Acumin is a transitional typeface that is part of the Adobe Original series. Adobe Fonts features 90 versions of this typeface which means there are plenty of variations that can maintain the typeface’s legibility at any size.
Poppins is an open-source typeface from Google. The geometric sans-serif typeface features a consistent stroke width in both horizontal and vertical strokes. This gives it a clean, easy-to-read characteristic, making it suitable for modern website designs.
3. Proxima Nova
Proxima Nova is a family that is constantly growing; it began with just four variations and now has 42. According to the creator Mark Simonson, the typeface takes the characteristics of a modernist, serif-font and combines it with the look of a geometric sans-serif. The modernist characteristic is evident in the lowercase letters’ variation in stroke weight and creates elegance.
4. Roc Grotesk
The wide x-width on Roc Grotesk gives the typeface a very full appearance, filling space up very easily because of the large counters and wider letters. The wide look also gives the bold variations the impression that they have been stretched to fill space. Thus, this typeface would be more suitable for headers, as using Roc Grotesk for multiple lines of body copy would not be the most readable option.
Sofia is a geometric, sans-serif font, but the letterforms resemble that of a humanist font. From “I” to “S” to “W,” the letters all have a unique width that gives the font some variability. The typeface also features a unique ligature with the letters “f” and “i.”

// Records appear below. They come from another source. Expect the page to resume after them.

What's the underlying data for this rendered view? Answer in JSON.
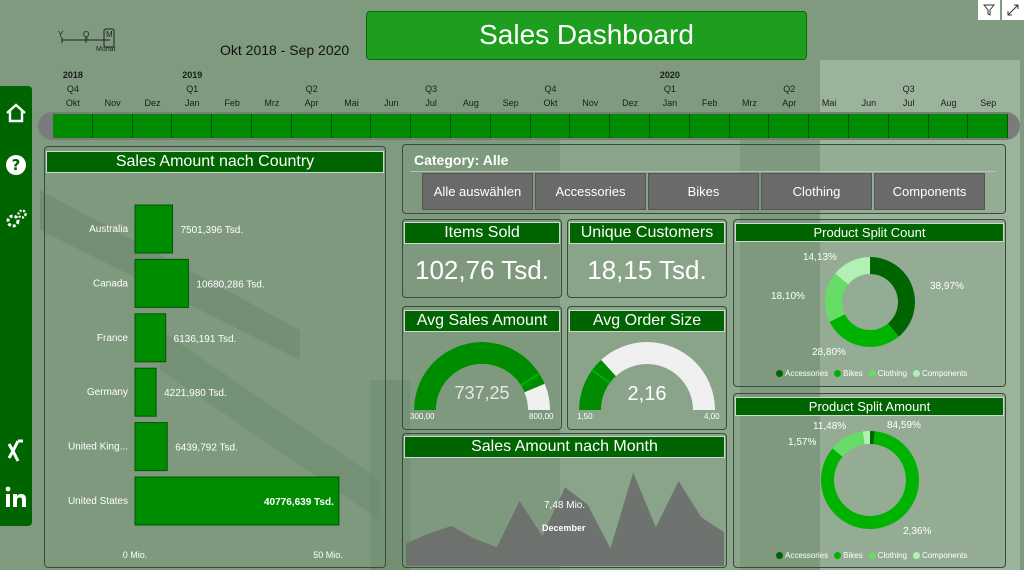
{
  "header": {
    "title": "Sales Dashboard",
    "period": "Okt 2018 - Sep 2020",
    "granularity": [
      "Y",
      "Q",
      "M"
    ],
    "granularity_label": "Monat"
  },
  "timeline": {
    "years": [
      "2018",
      "2019",
      "2020"
    ],
    "quarters": [
      "Q4",
      "Q1",
      "Q2",
      "Q3",
      "Q4",
      "Q1",
      "Q2",
      "Q3"
    ],
    "months": [
      "Okt",
      "Nov",
      "Dez",
      "Jan",
      "Feb",
      "Mrz",
      "Apr",
      "Mai",
      "Jun",
      "Jul",
      "Aug",
      "Sep",
      "Okt",
      "Nov",
      "Dez",
      "Jan",
      "Feb",
      "Mrz",
      "Apr",
      "Mai",
      "Jun",
      "Jul",
      "Aug",
      "Sep"
    ]
  },
  "country_chart": {
    "title": "Sales Amount nach Country",
    "axis_min_label": "0 Mio.",
    "axis_max_label": "50 Mio."
  },
  "category": {
    "label": "Category: Alle",
    "buttons": [
      "Alle auswählen",
      "Accessories",
      "Bikes",
      "Clothing",
      "Components"
    ]
  },
  "kpis": {
    "items_sold": {
      "title": "Items Sold",
      "value": "102,76 Tsd."
    },
    "unique_customers": {
      "title": "Unique Customers",
      "value": "18,15 Tsd."
    }
  },
  "gauges": {
    "avg_sales": {
      "title": "Avg Sales Amount",
      "value": "737,25",
      "min": "300,00",
      "max": "800,00",
      "fill": 0.874,
      "target": 0.82
    },
    "avg_order": {
      "title": "Avg Order Size",
      "value": "2,16",
      "min": "1,50",
      "max": "4,00",
      "fill": 0.264,
      "target": 0.2
    }
  },
  "month_chart": {
    "title": "Sales Amount nach Month",
    "tooltip_value": "7,48 Mio.",
    "tooltip_label": "December"
  },
  "donut_count": {
    "title": "Product Split Count",
    "labels": [
      "38,97%",
      "28,80%",
      "18,10%",
      "14,13%"
    ]
  },
  "donut_amount": {
    "title": "Product Split Amount",
    "labels": [
      "84,59%",
      "2,36%",
      "11,48%",
      "1,57%"
    ]
  },
  "legend_items": [
    "Accessories",
    "Bikes",
    "Clothing",
    "Components"
  ],
  "colors": {
    "accessories": "#006400",
    "bikes": "#00b300",
    "clothing": "#66dd66",
    "components": "#b3f0b3",
    "accent": "#008c00"
  },
  "chart_data": [
    {
      "type": "bar",
      "title": "Sales Amount nach Country",
      "categories": [
        "Australia",
        "Canada",
        "France",
        "Germany",
        "United King...",
        "United States"
      ],
      "values": [
        7501.396,
        10680.286,
        6136.191,
        4221.98,
        6439.792,
        40776.639
      ],
      "value_labels": [
        "7501,396 Tsd.",
        "10680,286 Tsd.",
        "6136,191 Tsd.",
        "4221,980 Tsd.",
        "6439,792 Tsd.",
        "40776,639 Tsd."
      ],
      "xlim": [
        0,
        50000
      ]
    },
    {
      "type": "area",
      "title": "Sales Amount nach Month",
      "values": [
        1.8,
        2.6,
        3.2,
        2.2,
        1.5,
        5.2,
        2.4,
        6.3,
        4.9,
        1.4,
        7.48,
        3.1,
        6.8,
        3.9,
        2.7
      ],
      "ylim": [
        0,
        8
      ]
    },
    {
      "type": "pie",
      "title": "Product Split Count",
      "categories": [
        "Accessories",
        "Bikes",
        "Clothing",
        "Components"
      ],
      "values": [
        38.97,
        28.8,
        18.1,
        14.13
      ]
    },
    {
      "type": "pie",
      "title": "Product Split Amount",
      "categories": [
        "Accessories",
        "Bikes",
        "Clothing",
        "Components"
      ],
      "values": [
        1.57,
        84.59,
        11.48,
        2.36
      ]
    }
  ]
}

The Soleil family in Adobe has 12 variations, and all are suitable in headlines and body copy. There is not an immense difference between the stroke widths of thin, regular, book, bold, and extra bold, but each option is distinguishable enough to make a difference in appearance. Hence, this is a very versatile typeface for any material, context, and density.
The difference between the width of capital and lowercase letters give this typeface a unique look. The capital letters feature a much smaller proportion of width to height in comparison to the lowercase letters. This characteristic and attention to the typeface’s readability make it very suitable for long body copy.
When finding an appropriate typeface for your projects, make sure you go through all of your resources carefully. There are so many great options out there that can help invoke the exact feeling you’re going after, so keep searching until you find the perfect one. Don’t settle for the same, overused typefaces and instead venture out to find one that better suits your needs.